Tofacitinib shows good retention rates in PsA patients

15 Jul 2024
Tofacitinib shows good retention rates in PsA patients

Tofacitinib demonstrates safety and persistence in patients with psoriatic arthritis (PsA) who are mostly refractory to biologic and oral targeted synthetic disease-modifying antirheumatic drugs, results of a study have shown.

Of the 72 patients (mean age 51.9 years, mean disease duration 10.4 years) included, 54 were women. Nearly a third (>70 percent) of these participants used tofacitinib as ≥third-line therapy.

The median tofacitinib survival was 13.0 months, with a 1-year retention rate of 52.7 percent (95 percent confidence interval [CI], 42.4‒65.6). Sex, disease duration, comorbidities, or line of treatment did not have an impact on drug survival.

Of note, drug discontinuation was more likely to occur among younger patients (hazard ratio [HR], 0.96; p=0.01) and those with enthesitis (HR, 0.37; p=0.03).

Adverse events had an overall rate of 52.9 percent per 100 person-years (95 percent CI, 38.5‒70.6), most of which occurred during the first 6 months of exposure.

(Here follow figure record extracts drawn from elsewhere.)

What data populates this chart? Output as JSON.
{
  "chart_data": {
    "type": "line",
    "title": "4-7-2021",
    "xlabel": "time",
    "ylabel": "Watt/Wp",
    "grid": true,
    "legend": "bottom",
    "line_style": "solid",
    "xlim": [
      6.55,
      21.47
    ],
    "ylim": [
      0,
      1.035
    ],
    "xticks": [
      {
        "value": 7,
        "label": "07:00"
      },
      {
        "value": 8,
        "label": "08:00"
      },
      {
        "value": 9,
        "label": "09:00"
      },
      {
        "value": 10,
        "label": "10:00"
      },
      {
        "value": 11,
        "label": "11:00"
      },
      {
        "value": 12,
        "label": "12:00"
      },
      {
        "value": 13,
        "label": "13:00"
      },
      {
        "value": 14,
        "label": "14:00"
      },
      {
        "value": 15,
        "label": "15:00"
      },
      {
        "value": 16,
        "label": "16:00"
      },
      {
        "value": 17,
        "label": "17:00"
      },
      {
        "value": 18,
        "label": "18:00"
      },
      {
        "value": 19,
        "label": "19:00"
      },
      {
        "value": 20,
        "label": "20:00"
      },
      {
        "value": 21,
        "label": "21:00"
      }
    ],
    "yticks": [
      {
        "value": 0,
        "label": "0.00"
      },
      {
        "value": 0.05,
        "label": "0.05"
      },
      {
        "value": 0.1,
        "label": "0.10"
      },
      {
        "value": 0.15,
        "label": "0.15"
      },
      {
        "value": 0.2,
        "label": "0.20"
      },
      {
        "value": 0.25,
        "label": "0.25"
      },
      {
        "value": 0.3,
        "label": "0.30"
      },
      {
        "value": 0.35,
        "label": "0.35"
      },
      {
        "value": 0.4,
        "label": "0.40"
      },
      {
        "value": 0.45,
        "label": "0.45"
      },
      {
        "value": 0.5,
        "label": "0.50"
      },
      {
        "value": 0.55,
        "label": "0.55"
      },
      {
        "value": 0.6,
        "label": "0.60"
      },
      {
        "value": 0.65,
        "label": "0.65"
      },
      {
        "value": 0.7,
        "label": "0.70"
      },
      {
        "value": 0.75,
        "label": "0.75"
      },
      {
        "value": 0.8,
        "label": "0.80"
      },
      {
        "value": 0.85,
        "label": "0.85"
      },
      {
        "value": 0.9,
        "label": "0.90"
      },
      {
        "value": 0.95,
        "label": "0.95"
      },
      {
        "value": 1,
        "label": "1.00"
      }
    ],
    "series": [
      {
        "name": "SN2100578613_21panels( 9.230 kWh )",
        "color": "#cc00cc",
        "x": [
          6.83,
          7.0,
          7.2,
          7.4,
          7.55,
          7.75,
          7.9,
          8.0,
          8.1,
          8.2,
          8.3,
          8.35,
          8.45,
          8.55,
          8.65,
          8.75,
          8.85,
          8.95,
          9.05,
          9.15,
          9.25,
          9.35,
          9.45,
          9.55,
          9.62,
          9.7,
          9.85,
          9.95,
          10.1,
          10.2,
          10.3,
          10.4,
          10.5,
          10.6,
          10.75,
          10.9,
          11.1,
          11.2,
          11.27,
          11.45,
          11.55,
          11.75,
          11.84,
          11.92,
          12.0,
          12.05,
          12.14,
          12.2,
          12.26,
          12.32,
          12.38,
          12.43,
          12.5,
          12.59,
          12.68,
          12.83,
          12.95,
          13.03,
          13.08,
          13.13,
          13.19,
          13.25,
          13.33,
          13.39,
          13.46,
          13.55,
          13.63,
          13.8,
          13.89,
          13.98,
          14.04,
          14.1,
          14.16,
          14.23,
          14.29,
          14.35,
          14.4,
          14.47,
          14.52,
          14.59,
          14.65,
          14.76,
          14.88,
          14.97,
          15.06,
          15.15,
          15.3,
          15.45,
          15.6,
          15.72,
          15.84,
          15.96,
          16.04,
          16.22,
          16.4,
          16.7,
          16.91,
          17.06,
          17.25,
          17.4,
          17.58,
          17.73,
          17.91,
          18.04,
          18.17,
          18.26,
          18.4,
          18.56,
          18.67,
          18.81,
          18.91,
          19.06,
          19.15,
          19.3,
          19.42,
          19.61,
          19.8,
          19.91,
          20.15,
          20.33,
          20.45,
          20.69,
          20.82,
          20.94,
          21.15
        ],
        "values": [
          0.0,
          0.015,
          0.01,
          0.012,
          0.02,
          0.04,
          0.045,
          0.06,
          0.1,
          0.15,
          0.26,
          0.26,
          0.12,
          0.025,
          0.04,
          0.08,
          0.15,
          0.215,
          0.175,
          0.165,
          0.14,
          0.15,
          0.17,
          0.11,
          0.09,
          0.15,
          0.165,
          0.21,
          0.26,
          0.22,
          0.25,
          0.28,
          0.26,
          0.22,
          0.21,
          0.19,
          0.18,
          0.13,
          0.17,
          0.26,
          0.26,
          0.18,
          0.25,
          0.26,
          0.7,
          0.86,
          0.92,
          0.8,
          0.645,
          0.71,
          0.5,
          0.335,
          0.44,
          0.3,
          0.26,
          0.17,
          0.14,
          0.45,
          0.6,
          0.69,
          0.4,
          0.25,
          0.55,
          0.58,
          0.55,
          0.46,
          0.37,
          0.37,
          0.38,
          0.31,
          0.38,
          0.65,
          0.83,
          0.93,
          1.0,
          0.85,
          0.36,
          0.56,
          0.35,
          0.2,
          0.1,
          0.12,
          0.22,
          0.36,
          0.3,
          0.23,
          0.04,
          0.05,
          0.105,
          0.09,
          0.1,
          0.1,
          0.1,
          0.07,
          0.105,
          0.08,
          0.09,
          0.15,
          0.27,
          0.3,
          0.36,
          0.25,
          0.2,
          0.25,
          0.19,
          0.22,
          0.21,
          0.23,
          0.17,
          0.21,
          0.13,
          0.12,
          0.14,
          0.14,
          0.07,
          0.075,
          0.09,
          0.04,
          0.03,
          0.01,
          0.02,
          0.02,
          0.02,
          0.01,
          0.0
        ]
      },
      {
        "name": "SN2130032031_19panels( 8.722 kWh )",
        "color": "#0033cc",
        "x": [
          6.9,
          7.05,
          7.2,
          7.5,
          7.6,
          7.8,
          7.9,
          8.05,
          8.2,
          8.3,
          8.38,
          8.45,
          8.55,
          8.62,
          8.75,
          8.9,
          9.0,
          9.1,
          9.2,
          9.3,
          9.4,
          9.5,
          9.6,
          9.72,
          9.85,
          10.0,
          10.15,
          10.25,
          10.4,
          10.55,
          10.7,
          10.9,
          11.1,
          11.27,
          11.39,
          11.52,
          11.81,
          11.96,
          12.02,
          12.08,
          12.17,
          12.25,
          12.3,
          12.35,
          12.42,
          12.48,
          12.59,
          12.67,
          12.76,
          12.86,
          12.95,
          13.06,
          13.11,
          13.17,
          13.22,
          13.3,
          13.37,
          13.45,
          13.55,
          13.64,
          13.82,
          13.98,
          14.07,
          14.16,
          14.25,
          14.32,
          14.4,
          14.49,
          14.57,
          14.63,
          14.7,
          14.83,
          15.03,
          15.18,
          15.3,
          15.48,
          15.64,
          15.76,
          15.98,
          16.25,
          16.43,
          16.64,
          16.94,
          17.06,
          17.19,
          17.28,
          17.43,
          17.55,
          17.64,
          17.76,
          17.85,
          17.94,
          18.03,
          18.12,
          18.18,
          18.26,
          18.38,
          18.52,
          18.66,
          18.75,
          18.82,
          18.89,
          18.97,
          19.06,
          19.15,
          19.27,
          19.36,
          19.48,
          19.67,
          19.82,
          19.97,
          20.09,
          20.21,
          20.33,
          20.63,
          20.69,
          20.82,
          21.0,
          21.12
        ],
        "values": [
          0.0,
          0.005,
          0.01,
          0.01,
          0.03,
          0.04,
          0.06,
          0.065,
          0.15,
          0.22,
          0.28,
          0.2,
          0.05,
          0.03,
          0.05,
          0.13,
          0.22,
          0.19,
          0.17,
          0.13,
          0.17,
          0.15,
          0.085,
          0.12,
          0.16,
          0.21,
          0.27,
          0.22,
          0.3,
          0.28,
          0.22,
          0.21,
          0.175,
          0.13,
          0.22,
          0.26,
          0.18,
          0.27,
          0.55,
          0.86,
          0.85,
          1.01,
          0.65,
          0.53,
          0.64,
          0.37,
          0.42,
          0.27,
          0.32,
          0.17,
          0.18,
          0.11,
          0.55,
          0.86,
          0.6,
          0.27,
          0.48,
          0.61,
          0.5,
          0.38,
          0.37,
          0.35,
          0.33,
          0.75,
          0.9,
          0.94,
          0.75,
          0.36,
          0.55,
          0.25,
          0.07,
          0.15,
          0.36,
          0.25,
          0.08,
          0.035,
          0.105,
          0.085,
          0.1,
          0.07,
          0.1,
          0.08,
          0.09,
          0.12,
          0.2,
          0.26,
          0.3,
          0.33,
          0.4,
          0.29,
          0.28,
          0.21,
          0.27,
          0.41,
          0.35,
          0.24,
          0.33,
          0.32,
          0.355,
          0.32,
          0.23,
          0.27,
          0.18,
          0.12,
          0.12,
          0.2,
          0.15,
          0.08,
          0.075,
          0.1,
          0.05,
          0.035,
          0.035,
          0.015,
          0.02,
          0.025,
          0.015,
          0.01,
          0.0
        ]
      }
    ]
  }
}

”Patients with refractory PsA and enthesitis might be a specific target population for this drug,” the investigators said.

This single-centre retrospective longitudinal observational study was conducted on PsA patients who received at least one dose of tofacitinib. The investigators assessed drug survival using Kaplan-Meier curves and analysed persistence explanatory factors via multivariate Cox regression models. HR was used to measure associations.